First, we'll set the bridge priority to be lower on branch1-3200, to make it the root bridge instead of main3200:
root@branch1-3200# edit protocols rstp
[edit protocols rstp]
root@branch1-3200# set bridge-priority 20k
[edit protocols rstp]
root@branch1-3200#
Next, we will disable RSTP on ge-0/0/12.0 and commit the config:
root@branch1-3200# set interface ge-0/0/12.0 disable
[edit protocols rstp]
root@branch1-3200# commit
commit complete
[edit protocols rstp]
root@branch1-3200#
Now, one of the ports on main3200 should be in the blocking state, rather than on branch1-3200:
root@main3200# run show spanning-tree interface
Spanning tree interface parameters for instance 0
Interface Port ID Designated Designated Port State Role
port ID bridge ID Cost
ge-0/0/22.0 128:535 128:536 20480.3c8ab099e541 20000 BLK ALT
ge-0/0/23.0 128:536 128:535 20480.3c8ab099e541 20000 FWD ROOT
[edit protocols rstp]
root@main3200#
...and sure enough, ge-0/0/22.0 on main3200 is now in the blocking state. Let's adjust the priority to put ge-0/0/23 in the blocking state, instead:
root@main3200# set interface ge-0/0/22 cost 1000
[edit protocols rstp]
root@main3200# commit
commit complete
[edit protocols rstp]
root@main3200# run show spanning-tree interface
Spanning tree interface parameters for instance 0
Interface Port ID Designated Designated Port State Role
port ID bridge ID Cost
ge-0/0/22.0 128:535 128:536 20480.3c8ab099e541 1000 FWD ROOT
ge-0/0/23.0 128:536 128:535 20480.3c8ab099e541 20000 BLK ALT
[edit protocols rstp]
root@main3200#
One of the problems with spanning tree is the time it takes for the network to "converge" -- that is, the time it takes for the switches to elect a root bridge, determine if there are any loops in the topology, and then to shut down any redundant links. In STP, convergence can take almost a full minute, which is at least part of the reason RSTP was created. While RSTP is already quicker to converge than STP, it can converge even quicker if point-to-point links are declared as such with the "set protocols rstp interface ge-0/0/<whatever> mode point-to-point" command (
Edit: if you are confused here, you are not alone. I'm not sure what a "point-to-point" link even means in a layer-2 network, but if I find out, I'll notate it here).

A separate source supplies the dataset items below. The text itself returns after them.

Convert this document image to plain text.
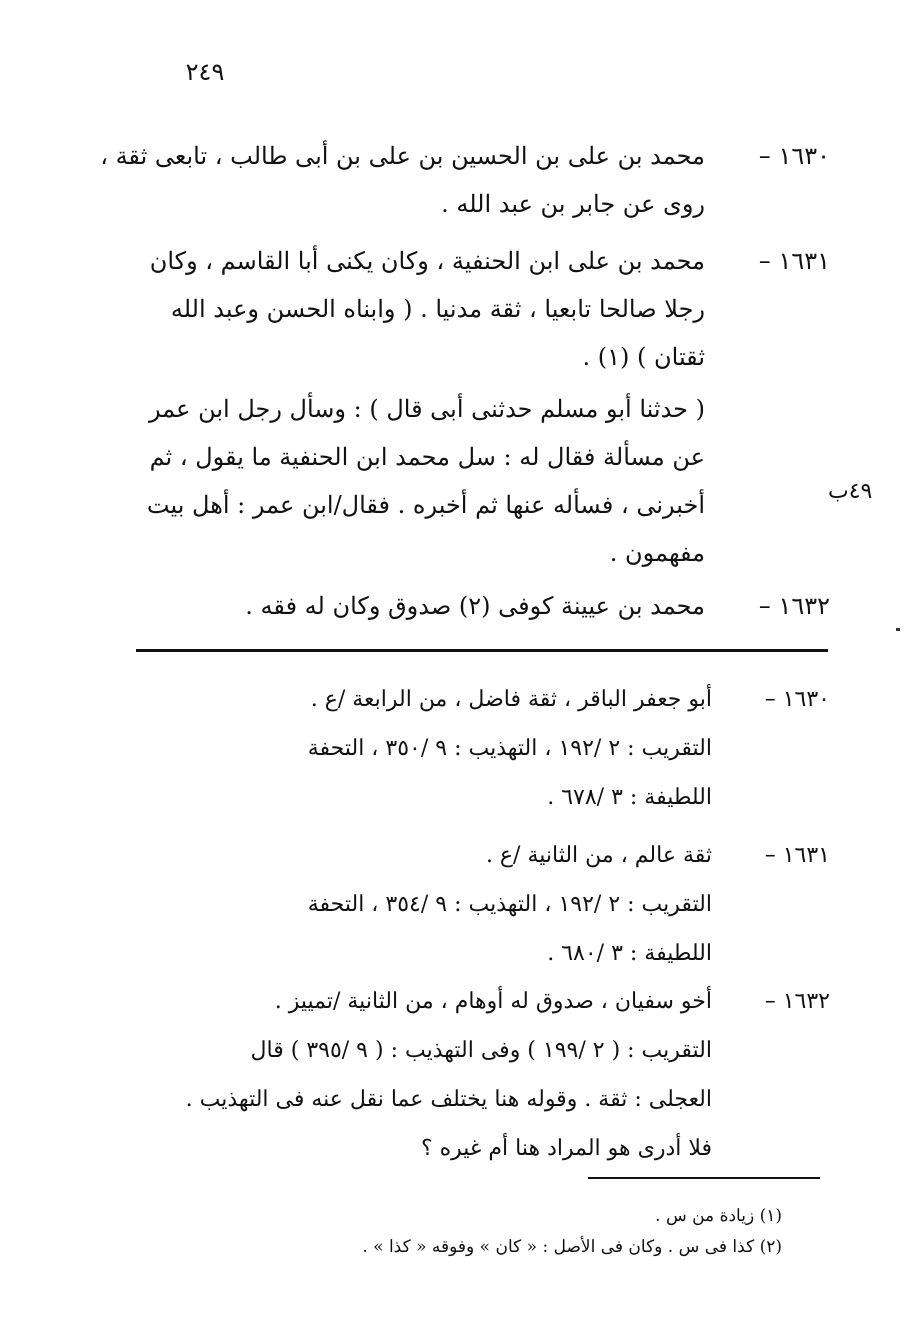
٢٤٩
١٦٣٠ –
محمد بن على بن الحسين بن على بن أبى طالب ، تابعى ثقة ،
روى عن جابر بن عبد الله .
١٦٣١ –
محمد بن على ابن الحنفية ، وكان يكنى أبا القاسم ، وكان
رجلا صالحا تابعيا ، ثقة مدنيا . ( وابناه الحسن وعبد الله
ثقتان ) (١) .
( حدثنا أبو مسلم حدثنى أبى قال ) : وسأل رجل ابن عمر
عن مسألة فقال له : سل محمد ابن الحنفية ما يقول ، ثم
أخبرنى ، فسأله عنها ثم أخبره . فقال/ابن عمر : أهل بيت
مفهمون .
٤٩ب
١٦٣٢ –
محمد بن عيينة كوفى (٢) صدوق وكان له فقه .
١٦٣٠ –
أبو جعفر الباقر ، ثقة فاضل ، من الرابعة /ع .
التقريب : ٢ /١٩٢ ، التهذيب : ٩ /٣٥٠ ، التحفة
اللطيفة : ٣ /٦٧٨ .
١٦٣١ –
ثقة عالم ، من الثانية /ع .
التقريب : ٢ /١٩٢ ، التهذيب : ٩ /٣٥٤ ، التحفة
اللطيفة : ٣ /٦٨٠ .
١٦٣٢ –
أخو سفيان ، صدوق له أوهام ، من الثانية /تمييز .
التقريب : ( ٢ /١٩٩ ) وفى التهذيب : ( ٩ /٣٩٥ ) قال
العجلى : ثقة . وقوله هنا يختلف عما نقل عنه فى التهذيب .
فلا أدرى هو المراد هنا أم غيره ؟
(١) زيادة من س .
(٢) كذا فى س . وكان فى الأصل : « كان » وفوقه « كذا » .
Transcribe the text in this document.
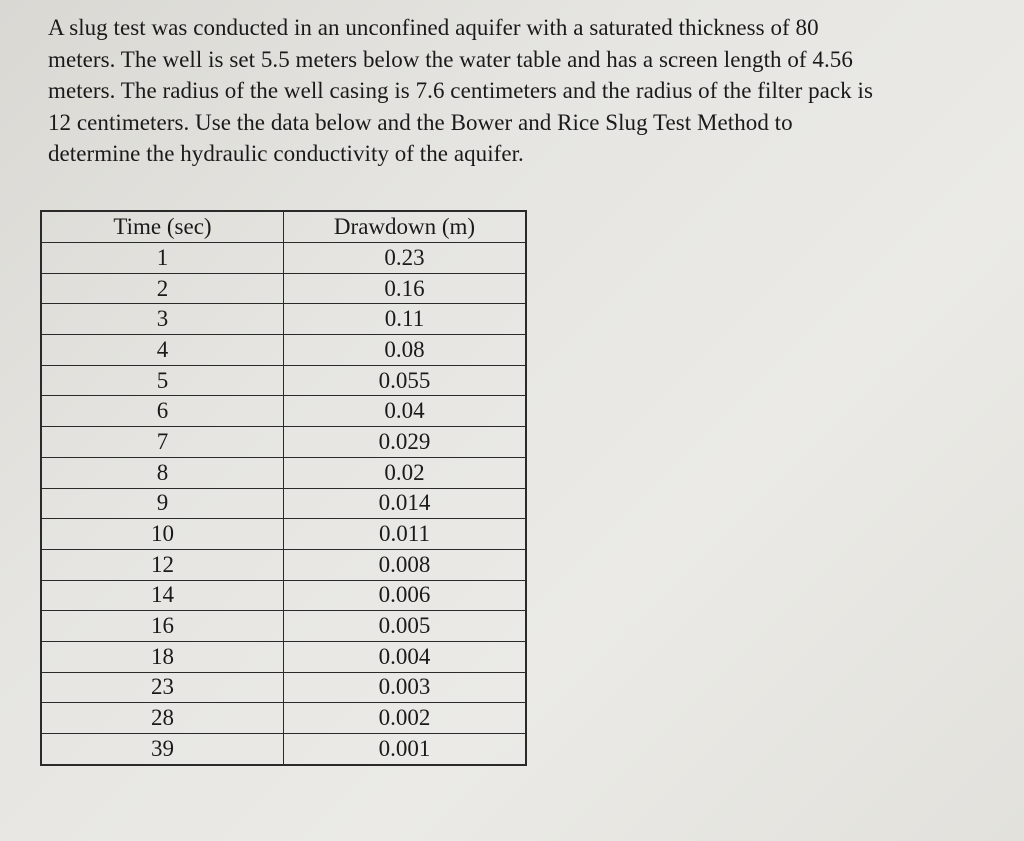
A slug test was conducted in an unconfined aquifer with a saturated thickness of 80
meters. The well is set 5.5 meters below the water table and has a screen length of 4.56
meters. The radius of the well casing is 7.6 centimeters and the radius of the filter pack is
12 centimeters. Use the data below and the Bower and Rice Slug Test Method to
determine the hydraulic conductivity of the aquifer.
Time (sec)	Drawdown (m)
1	0.23
2	0.16
3	0.11
4	0.08
5	0.055
6	0.04
7	0.029
8	0.02
9	0.014
10	0.011
12	0.008
14	0.006
16	0.005
18	0.004
23	0.003
28	0.002
39	0.001
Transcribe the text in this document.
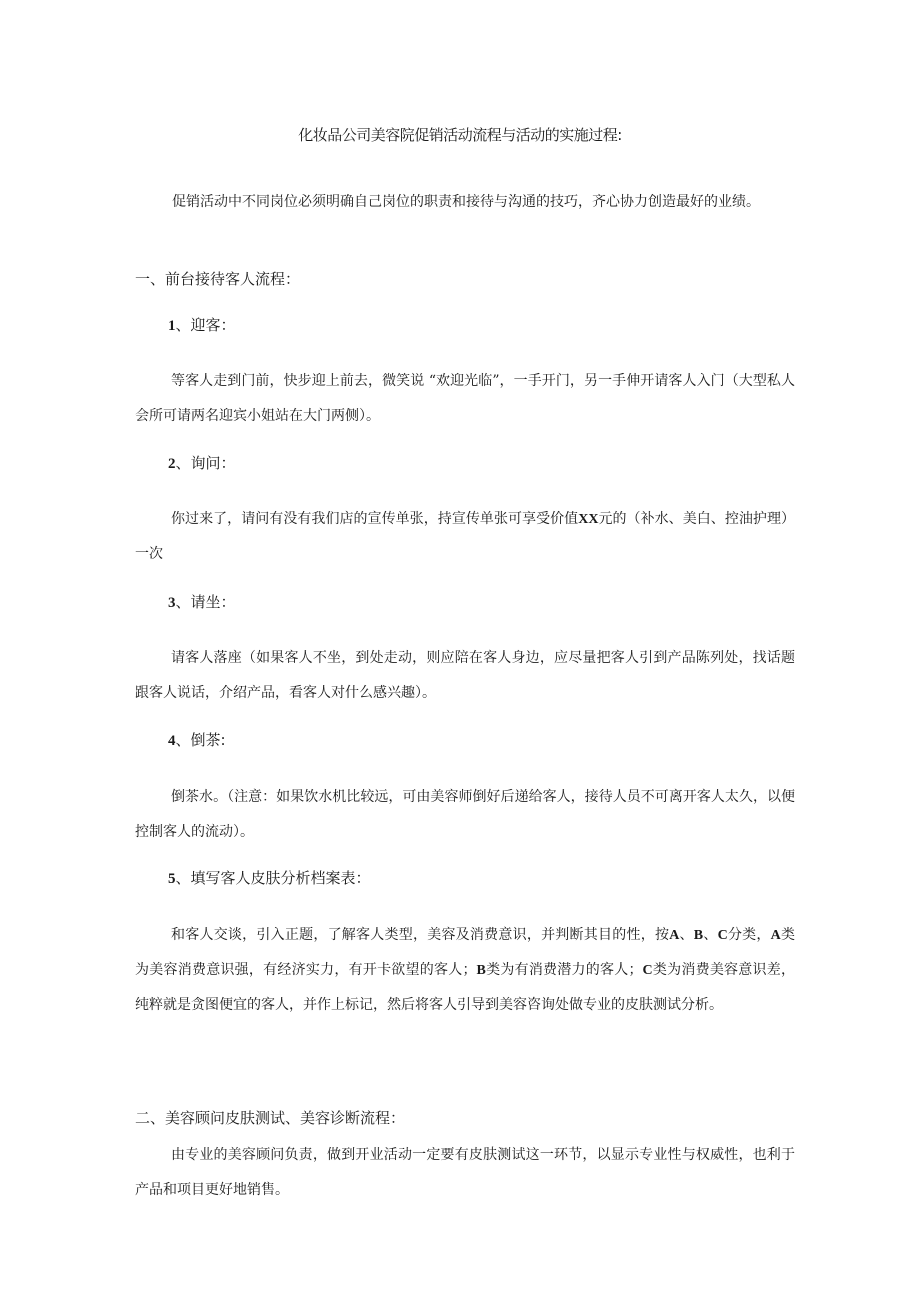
化妆品公司美容院促销活动流程与活动的实施过程:
促销活动中不同岗位必须明确自己岗位的职责和接待与沟通的技巧，齐心协力创造最好的业绩。
一、前台接待客人流程：
1、迎客：
等客人走到门前，快步迎上前去，微笑说 “欢迎光临”，一手开门，另一手伸开请客人入门（大型私人会所可请两名迎宾小姐站在大门两侧）。
2、询问：
你过来了，请问有没有我们店的宣传单张，持宣传单张可享受价值XX元的（补水、美白、控油护理）一次
3、请坐：
请客人落座（如果客人不坐，到处走动，则应陪在客人身边，应尽量把客人引到产品陈列处，找话题跟客人说话，介绍产品，看客人对什么感兴趣）。
4、倒茶:
倒茶水。（注意：如果饮水机比较远，可由美容师倒好后递给客人，接待人员不可离开客人太久，以便控制客人的流动）。
5、填写客人皮肤分析档案表：
和客人交谈，引入正题，了解客人类型，美容及消费意识，并判断其目的性，按A、B、C分类，A类为美容消费意识强，有经济实力，有开卡欲望的客人；B类为有消费潜力的客人；C类为消费美容意识差，纯粹就是贪图便宜的客人，并作上标记，然后将客人引导到美容咨询处做专业的皮肤测试分析。
二、美容顾问皮肤测试、美容诊断流程：
由专业的美容顾问负责，做到开业活动一定要有皮肤测试这一环节，以显示专业性与权威性，也利于产品和项目更好地销售。
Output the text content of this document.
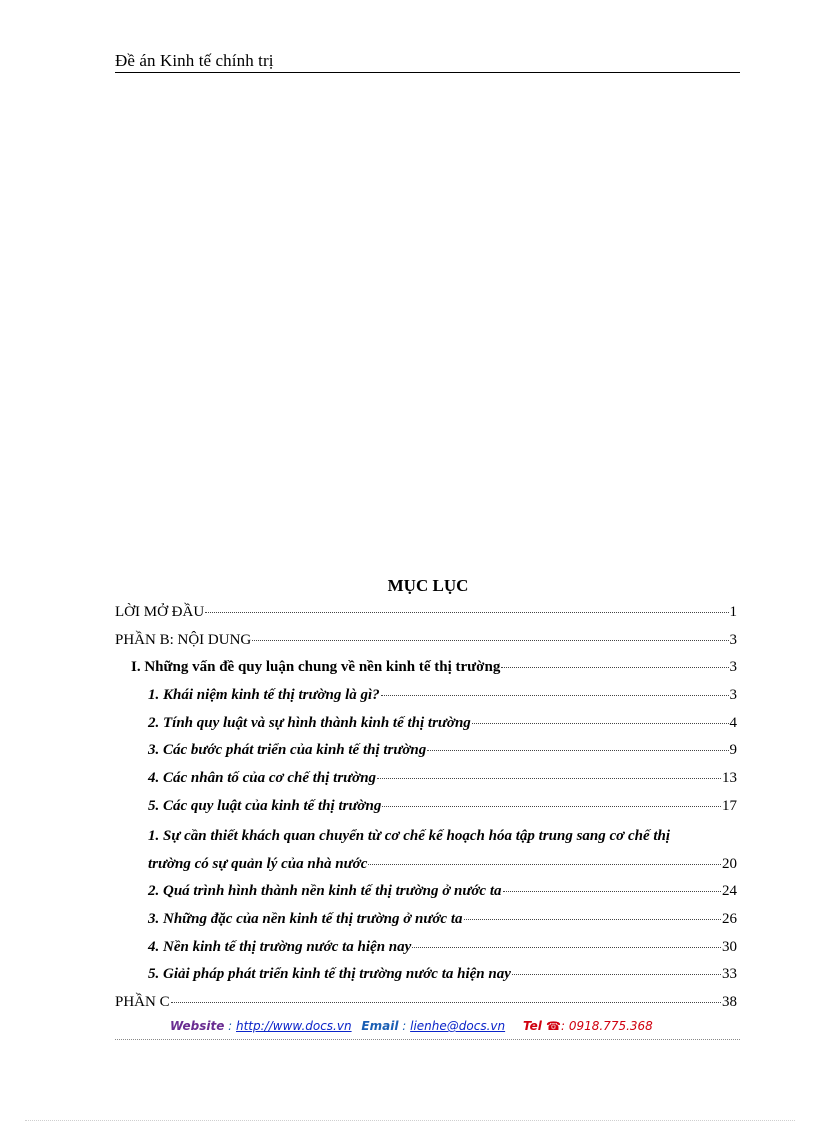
Đề án Kinh tế chính trị
MỤC LỤC
LỜI MỞ ĐẦU	1
PHẦN B: NỘI DUNG	3
I. Những vấn đề quy luận chung về nền kinh tế thị trường	3
1. Khái niệm kinh tế thị trường là gì?	3
2. Tính quy luật và sự hình thành kinh tế thị trường	4
3. Các bước phát triển của kinh tế thị trường	9
4. Các nhân tố của cơ chế thị trường	13
5. Các quy luật của kinh tế thị trường	17
1. Sự cần thiết khách quan chuyển từ cơ chế kế hoạch hóa tập trung sang cơ chế thị
trường có sự quản lý của nhà nước	20
2. Quá trình hình thành nền kinh tế thị trường ở nước ta	24
3. Những đặc của nền kinh tế thị trường ở nước ta	26
4. Nền kinh tế thị trường nước ta hiện nay	30
5. Giải pháp phát triển kinh tế thị trường nước ta hiện nay	33
PHẦN C	38
Website : http://www.docs.vn Email : lienhe@docs.vn Tel ☎: 0918.775.368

MSTP also differs from standard STP configuration in that you must add two more lines to the config:
root@main3200# set protocols mstp configuration-name jncia-example-1
[edit]
root@main3200# set protocols mstp msti 1 vlan [ 1 2 4 ]
[edit]
root@main3200# set protocols mstp msti 2 vlan [ 3 5 6 20 ]
[edit]
root@main3200#
<...etc...>
The only "gotcha" when putting VLANs into an MSTP instance (MSTI) is that every VLAN in a given instance must share a common topology.